Preoperative consultations are conducted by e-mail between the patient and a plastic surgeon in South Africa.
"We usually request photographs and a medical history letter and do a pre-operational consultation with them over the Internet," says Dr. Rick van der Poel, a Johannesburg-based plastic surgeon who has treated many overseas patients.
Some plastic surgeons are skeptical of consulting with patients for such important surgery from a distance.
"Sometimes clients come here and having paid for traveling and holiday, a doctor might feel obliged to go through with the operation even if the person is not suited," says Tom Ford of the Association for Plastic and Reconstructive Surgeons in Southern Africa.
"It is better if the surgeon can consult overseas and select suitable patients and then arrange to have them visit South Africa," he says.

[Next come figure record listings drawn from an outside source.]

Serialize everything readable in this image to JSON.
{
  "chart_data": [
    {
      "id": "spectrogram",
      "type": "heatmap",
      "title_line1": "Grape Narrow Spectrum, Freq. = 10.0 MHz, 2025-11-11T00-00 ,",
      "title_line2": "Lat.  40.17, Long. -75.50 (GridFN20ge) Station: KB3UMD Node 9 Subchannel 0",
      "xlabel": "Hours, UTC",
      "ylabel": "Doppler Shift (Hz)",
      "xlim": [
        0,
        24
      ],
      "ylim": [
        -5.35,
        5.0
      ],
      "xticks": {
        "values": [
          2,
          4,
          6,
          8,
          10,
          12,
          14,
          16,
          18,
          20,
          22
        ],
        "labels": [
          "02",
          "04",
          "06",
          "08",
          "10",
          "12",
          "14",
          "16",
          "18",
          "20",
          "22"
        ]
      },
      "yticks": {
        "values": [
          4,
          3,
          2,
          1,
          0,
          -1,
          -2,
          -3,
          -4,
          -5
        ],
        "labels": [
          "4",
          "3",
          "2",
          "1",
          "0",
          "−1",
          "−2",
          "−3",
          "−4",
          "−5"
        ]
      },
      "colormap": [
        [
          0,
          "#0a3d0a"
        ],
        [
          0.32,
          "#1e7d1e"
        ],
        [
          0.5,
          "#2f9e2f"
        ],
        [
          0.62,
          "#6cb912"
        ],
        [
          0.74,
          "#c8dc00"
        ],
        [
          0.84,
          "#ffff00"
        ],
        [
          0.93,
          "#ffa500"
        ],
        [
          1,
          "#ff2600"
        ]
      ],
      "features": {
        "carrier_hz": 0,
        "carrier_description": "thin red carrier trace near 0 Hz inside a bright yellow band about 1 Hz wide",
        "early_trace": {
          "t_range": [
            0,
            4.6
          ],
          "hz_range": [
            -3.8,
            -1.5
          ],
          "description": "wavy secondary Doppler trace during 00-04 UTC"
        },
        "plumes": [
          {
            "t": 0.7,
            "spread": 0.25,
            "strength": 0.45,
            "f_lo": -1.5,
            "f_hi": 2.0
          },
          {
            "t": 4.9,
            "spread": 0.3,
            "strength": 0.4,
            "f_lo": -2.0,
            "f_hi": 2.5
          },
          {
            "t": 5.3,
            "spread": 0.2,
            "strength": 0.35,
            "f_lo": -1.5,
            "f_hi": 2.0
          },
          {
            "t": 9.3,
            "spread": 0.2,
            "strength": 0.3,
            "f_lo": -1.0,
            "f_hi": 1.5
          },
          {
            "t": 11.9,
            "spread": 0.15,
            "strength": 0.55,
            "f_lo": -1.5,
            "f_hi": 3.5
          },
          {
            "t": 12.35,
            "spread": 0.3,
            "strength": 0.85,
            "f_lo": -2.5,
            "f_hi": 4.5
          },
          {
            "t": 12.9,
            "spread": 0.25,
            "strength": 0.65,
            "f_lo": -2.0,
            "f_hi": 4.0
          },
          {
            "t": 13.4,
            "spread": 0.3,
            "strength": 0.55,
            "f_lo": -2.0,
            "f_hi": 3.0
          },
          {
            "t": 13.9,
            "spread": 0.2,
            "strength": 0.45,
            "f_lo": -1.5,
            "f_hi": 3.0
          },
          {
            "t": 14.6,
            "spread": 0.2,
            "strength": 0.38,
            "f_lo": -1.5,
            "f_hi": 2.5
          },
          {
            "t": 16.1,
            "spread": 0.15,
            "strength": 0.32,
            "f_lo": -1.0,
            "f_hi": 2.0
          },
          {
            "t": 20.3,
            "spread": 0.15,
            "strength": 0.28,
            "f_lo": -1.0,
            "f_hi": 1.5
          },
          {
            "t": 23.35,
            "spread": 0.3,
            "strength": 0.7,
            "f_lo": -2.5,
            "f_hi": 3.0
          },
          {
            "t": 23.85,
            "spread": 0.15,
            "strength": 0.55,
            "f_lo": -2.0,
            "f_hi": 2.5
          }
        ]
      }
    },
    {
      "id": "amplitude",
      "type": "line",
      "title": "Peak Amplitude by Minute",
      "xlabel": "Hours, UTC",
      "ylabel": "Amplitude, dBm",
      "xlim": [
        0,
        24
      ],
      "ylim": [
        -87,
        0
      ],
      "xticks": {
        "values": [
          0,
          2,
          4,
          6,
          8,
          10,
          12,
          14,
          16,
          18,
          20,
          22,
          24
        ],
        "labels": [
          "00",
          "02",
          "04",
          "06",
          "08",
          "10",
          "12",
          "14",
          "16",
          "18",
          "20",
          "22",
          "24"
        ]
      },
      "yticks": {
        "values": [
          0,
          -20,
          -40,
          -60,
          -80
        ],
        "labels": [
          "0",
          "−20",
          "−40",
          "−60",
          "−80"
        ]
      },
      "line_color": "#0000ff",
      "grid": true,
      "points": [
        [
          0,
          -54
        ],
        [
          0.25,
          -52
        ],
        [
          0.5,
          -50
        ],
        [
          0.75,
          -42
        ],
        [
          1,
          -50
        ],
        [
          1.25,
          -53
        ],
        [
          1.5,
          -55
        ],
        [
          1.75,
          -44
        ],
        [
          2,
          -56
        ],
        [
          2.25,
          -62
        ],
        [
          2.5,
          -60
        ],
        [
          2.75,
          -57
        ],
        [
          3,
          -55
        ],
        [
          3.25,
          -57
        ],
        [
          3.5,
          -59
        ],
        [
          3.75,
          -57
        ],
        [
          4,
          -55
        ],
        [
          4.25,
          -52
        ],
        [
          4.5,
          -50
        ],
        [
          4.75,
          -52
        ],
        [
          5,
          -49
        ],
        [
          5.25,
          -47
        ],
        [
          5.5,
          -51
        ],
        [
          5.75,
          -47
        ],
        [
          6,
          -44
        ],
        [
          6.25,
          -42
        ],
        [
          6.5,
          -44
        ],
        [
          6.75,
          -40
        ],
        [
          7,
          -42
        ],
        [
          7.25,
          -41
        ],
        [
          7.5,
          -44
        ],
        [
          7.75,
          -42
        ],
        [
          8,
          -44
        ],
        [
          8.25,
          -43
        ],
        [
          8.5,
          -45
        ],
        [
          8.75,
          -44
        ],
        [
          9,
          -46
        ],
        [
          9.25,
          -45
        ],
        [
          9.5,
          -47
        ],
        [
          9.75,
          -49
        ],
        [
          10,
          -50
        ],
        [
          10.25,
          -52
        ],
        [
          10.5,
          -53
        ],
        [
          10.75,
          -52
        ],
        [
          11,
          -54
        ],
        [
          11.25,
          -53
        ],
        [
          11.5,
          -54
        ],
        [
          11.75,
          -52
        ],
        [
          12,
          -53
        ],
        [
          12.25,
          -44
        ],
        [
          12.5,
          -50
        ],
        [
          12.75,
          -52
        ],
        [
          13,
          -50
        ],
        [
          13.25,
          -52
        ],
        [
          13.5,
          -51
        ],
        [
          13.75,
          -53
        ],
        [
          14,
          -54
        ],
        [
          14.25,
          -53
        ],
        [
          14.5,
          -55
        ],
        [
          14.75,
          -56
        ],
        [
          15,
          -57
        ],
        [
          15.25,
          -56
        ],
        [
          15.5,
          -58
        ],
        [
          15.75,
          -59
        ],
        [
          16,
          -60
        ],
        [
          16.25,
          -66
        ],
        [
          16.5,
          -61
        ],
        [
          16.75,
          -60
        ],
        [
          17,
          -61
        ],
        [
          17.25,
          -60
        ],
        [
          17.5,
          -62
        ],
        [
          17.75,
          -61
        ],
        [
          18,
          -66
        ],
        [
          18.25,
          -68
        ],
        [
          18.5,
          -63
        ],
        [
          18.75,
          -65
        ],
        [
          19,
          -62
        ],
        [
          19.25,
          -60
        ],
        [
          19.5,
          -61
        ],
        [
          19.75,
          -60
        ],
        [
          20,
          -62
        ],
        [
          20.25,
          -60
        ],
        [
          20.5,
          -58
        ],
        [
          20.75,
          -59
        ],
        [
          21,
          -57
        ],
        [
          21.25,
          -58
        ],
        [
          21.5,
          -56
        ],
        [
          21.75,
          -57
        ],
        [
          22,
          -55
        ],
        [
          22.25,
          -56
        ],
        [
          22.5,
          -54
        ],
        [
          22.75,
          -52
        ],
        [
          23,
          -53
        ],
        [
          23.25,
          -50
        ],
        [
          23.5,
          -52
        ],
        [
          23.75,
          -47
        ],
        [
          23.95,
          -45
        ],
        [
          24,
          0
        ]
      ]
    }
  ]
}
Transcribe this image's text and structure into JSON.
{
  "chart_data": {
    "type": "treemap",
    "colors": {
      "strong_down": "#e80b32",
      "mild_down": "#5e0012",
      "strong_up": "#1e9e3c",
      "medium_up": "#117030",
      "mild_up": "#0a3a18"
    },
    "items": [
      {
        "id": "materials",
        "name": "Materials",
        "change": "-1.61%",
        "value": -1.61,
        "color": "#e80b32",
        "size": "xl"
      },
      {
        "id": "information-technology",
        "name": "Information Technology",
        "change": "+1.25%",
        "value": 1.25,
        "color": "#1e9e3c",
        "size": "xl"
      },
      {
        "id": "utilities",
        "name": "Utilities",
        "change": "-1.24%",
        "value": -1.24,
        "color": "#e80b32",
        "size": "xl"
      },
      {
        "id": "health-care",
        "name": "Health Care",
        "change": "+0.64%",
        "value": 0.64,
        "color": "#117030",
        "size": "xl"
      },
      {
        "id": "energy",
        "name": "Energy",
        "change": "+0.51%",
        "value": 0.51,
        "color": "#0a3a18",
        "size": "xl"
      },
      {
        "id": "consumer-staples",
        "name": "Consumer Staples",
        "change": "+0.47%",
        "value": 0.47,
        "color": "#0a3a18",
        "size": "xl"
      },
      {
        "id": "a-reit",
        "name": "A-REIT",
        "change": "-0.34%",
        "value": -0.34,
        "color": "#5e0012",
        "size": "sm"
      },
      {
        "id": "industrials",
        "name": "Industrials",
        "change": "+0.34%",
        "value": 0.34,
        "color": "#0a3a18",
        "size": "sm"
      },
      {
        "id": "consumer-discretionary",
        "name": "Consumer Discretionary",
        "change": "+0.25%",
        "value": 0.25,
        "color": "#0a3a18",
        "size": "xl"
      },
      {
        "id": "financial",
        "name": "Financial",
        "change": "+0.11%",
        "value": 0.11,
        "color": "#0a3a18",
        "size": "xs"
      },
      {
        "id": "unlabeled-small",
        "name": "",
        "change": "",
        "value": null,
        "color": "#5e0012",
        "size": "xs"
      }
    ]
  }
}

Skeptics also worry about postoperative complications after patients return home.
Ford dismisses that concern, saying most complications are usually apparent within the first two or three days. "This can be treated before a patient has to return home," he says. Arrangements to treat other complications can be made with surgeons in the patients' hometowns, he added.
Melvill guides her clients through the entire process -meeting them at the airport, taking them to consultations and surgery and arranging their postoperative vacations.
"The older generation largely prefer to have liposuction and face and eye, while the younger ones would normally come for breast augmentation," she says.
Foreigners have been coming to South African plastic surgeons for more than 20 years, but it is only in the last two years that it has become an organized business with at least five companies marketing surgery and safaris as a package.
Melvill's company, Surgeon and Safari, averages 20 overseas clients a month, she says.
One of them, Michielle Du Feu, 55, from the British island of Jersey, had been looking forward to having plastic surgery for years and had no problem traveling thousands of miles to have it done.
"I was nervous at first, but I love Africa," she says.
During Skipp's week before her surgery at a private clinic in Johannesburg, she went on a two-day safari at the Makalali game reserve in the lush northeast.
After the surgery, Skipp and her husband, Gary, a 60-year-old retired business executive, spent her 11-day recovery period at one of Johannesburg's most exclusive hotels.
By the time she went for her second game drive on the last day of her recovery, the scars and bruises had faded considerably. But mindful of the sun, she wore large sunglasses and a broad canvas hat.
Back home in Texas, Skipp says she was thrilled with her experience, and her scars were healing nicely.
"My health is very good... all the bruises have disappeared," she says.
Skipp says her three daughters knew nothing of her plans for surgery and were shocked when she came back with a wrinkle-free face and a firmer waist.
"My family was very pleased to see I look younger but still the same ... and my friends were amazed by it all," she says.